Cézanne, the artist, holds together the strands of multiple narratives in this ambitious debut novel.
Perhaps, a little too ambitious. There’s a lot of competing voices in the book: artists, businessmen, actors, directors. Keeping up with everyone as we flip-flop through the narrative can be quite exhausting.
The art of Cézanne provides the love and losses that are the central themes for the novel. A son’s love for his dying father, love between the director and his principle actor, peace for a struggling artist.
But there is a payoff to all this effort. Langan’s ability to describe is beautiful. Whatever it may be, sounds, sex, sights, Langan is able to take us there. “[T]he only sounds the pencils whispering against the paper.” Whether we are in the world of Paul Cézanne, in 1868 Paris, or a Liverpudlian film director in 2008, the reader is transported to that world through vivid description.

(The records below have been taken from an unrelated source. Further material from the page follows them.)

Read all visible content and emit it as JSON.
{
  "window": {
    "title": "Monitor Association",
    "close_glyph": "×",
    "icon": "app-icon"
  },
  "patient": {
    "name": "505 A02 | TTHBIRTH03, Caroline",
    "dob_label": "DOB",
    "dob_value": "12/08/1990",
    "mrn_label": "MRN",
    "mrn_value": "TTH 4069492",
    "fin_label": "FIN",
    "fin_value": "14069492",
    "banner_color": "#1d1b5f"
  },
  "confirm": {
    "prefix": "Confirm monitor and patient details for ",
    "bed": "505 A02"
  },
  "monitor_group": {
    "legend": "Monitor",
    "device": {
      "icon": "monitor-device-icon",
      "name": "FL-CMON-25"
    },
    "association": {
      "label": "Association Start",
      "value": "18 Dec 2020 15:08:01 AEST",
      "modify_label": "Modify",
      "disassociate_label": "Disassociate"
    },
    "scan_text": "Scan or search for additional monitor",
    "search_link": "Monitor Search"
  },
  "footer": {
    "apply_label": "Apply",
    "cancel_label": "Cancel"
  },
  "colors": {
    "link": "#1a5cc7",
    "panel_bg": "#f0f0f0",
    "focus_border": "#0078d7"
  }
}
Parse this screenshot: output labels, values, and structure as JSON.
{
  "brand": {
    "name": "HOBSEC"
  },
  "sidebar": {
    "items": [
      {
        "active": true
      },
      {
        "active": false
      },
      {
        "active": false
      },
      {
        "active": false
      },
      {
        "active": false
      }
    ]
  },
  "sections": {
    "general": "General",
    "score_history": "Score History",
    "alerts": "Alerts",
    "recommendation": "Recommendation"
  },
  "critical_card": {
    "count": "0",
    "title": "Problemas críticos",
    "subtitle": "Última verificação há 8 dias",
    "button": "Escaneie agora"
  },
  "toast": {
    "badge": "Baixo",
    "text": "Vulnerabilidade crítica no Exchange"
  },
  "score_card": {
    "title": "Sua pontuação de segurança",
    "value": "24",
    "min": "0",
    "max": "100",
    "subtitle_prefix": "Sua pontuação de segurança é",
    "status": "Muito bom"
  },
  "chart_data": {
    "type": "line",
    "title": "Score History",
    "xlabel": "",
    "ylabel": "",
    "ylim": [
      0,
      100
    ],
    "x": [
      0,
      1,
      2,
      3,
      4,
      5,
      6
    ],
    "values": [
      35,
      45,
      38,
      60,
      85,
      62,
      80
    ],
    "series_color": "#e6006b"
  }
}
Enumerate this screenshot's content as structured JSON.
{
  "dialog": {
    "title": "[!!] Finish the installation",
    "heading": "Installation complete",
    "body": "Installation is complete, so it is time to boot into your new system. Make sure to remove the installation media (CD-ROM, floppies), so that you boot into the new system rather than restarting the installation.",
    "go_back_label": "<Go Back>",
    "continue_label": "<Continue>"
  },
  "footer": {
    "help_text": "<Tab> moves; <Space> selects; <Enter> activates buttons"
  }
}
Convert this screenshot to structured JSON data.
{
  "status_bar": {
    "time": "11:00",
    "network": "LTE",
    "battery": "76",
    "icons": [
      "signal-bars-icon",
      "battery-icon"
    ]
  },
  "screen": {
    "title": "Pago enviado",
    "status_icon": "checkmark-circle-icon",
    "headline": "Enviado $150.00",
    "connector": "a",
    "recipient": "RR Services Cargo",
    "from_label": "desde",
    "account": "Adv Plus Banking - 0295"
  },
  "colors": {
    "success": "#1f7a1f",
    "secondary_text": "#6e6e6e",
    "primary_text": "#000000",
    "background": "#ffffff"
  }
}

There are, maybe, one or two too many voices in this cleverly interwoven tale. Keeping track of the different strands as a film of Cézanne’s life gets made: the artist, the financier, the actor and director. The leaps between times and voices a little confusing at times especially if we haven’t heard that voice for a while.
For me, the description easily rescues the complex layering of the plot. If nothing else, read this beautiful passages of description and a lesson in tying together many, many strands.